# Meet the new project.



## Big Moe (Jan 4, 2021)

1916 or 17 Iver Johnson. Have a wood clad wheelset coming for it. Going to try to get ahold of Robert Dean for tires. Need a place for gleaming nickel plating. Taking suggestions for that. After all that is done, colors are going to be maroon with yellow wheelset. As close as I can get to Iver yellow. Still hunting proper bars and stem. Want something like a schwinn cruiser bar but a little taller and round 29 or 30" wide. And a long stem. The serial number is 282420.


----------



## Big Moe (Jan 7, 2021)

Little bit of progress on the Iver. Wheelset arrived today. Current old project shown with current newest bike in the collection. 1916 Iver Johnson and 2020 Bassett. Enjoy.


----------



## 1817cent (Jan 7, 2021)

Both look good!


----------



## Kombicol (Jan 9, 2021)

Looking good 
What did you decide for wheels and hubs?


----------



## Big Moe (Jan 9, 2021)

Wood rims are difficult to find, but I found a nice set of steel clad.

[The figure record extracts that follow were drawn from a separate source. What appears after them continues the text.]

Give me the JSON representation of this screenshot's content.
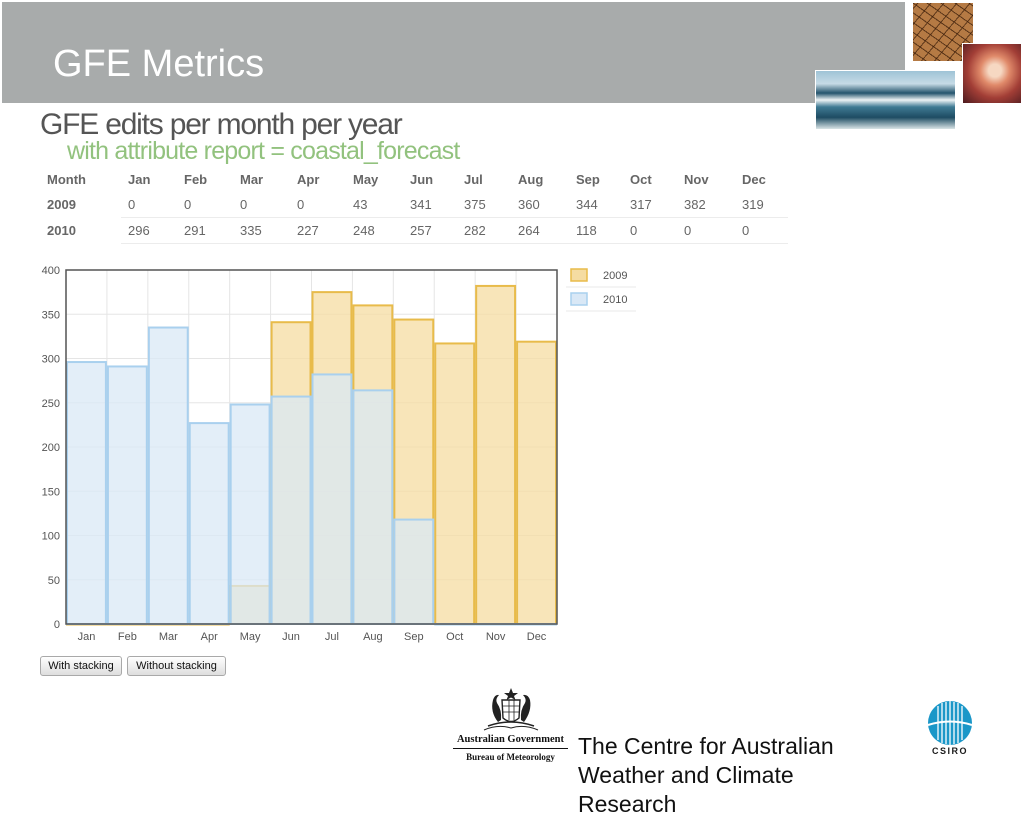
{
  "slide": {
    "title": "GFE Metrics"
  },
  "table": {
    "header": [
      "Month",
      "Jan",
      "Feb",
      "Mar",
      "Apr",
      "May",
      "Jun",
      "Jul",
      "Aug",
      "Sep",
      "Oct",
      "Nov",
      "Dec"
    ],
    "rows": [
      {
        "label": "2009",
        "cells": [
          "0",
          "0",
          "0",
          "0",
          "43",
          "341",
          "375",
          "360",
          "344",
          "317",
          "382",
          "319"
        ]
      },
      {
        "label": "2010",
        "cells": [
          "296",
          "291",
          "335",
          "227",
          "248",
          "257",
          "282",
          "264",
          "118",
          "0",
          "0",
          "0"
        ]
      }
    ]
  },
  "chart_data": {
    "type": "bar",
    "title": "GFE edits per month per year",
    "subtitle": "with attribute report = coastal_forecast",
    "xlabel": "",
    "ylabel": "",
    "categories": [
      "Jan",
      "Feb",
      "Mar",
      "Apr",
      "May",
      "Jun",
      "Jul",
      "Aug",
      "Sep",
      "Oct",
      "Nov",
      "Dec"
    ],
    "series": [
      {
        "name": "2009",
        "values": [
          0,
          0,
          0,
          0,
          43,
          341,
          375,
          360,
          344,
          317,
          382,
          319
        ],
        "color": "#e8bb4a",
        "fill": "#f5dca2"
      },
      {
        "name": "2010",
        "values": [
          296,
          291,
          335,
          227,
          248,
          257,
          282,
          264,
          118,
          0,
          0,
          0
        ],
        "color": "#a9d0ee",
        "fill": "#d9e8f6"
      }
    ],
    "ylim": [
      0,
      400
    ],
    "yticks": [
      0,
      50,
      100,
      150,
      200,
      250,
      300,
      350,
      400
    ],
    "grid": true,
    "legend": "right",
    "overlap": true
  },
  "controls": {
    "with_stacking": "With stacking",
    "without_stacking": "Without stacking"
  },
  "footer": {
    "gov_line1": "Australian Government",
    "gov_line2": "Bureau of Meteorology",
    "centre_text": "The Centre for Australian Weather and Climate Research",
    "csiro": "CSIRO"
  },
  "icons": {
    "crest": "coat-of-arms-icon",
    "csiro_logo": "csiro-globe-icon"
  }
}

Nd model d hub in back wheel and not sure what in front wheel.


----------



## Ed Minas (Feb 10, 2021)

I have had a lot of nickel plating done at Jon Wright custom chrome plating in Gafton, Ohio and could not be happier. https://www.customchromeplating.com


----------



## pedal4416 (Feb 11, 2021)

Awesome bikes! I found a Plater here in College Station/Bryan. The chrome looks great, I haven't tried the nickel yet. I'll let you know how it goes. We need to get a Texas Old Bike Ride going!!


----------



## Big Moe (Feb 11, 2021)

pedal4416 said:


> Awesome bikes! I found a Plater here in College Station/Bryan. The chrome looks great, I haven't tried the nickel yet. I'll let you know how it goes. We need to get a Texas Old Bike Ride going!!



I would love that. Pm me we'll have a conversation.


----------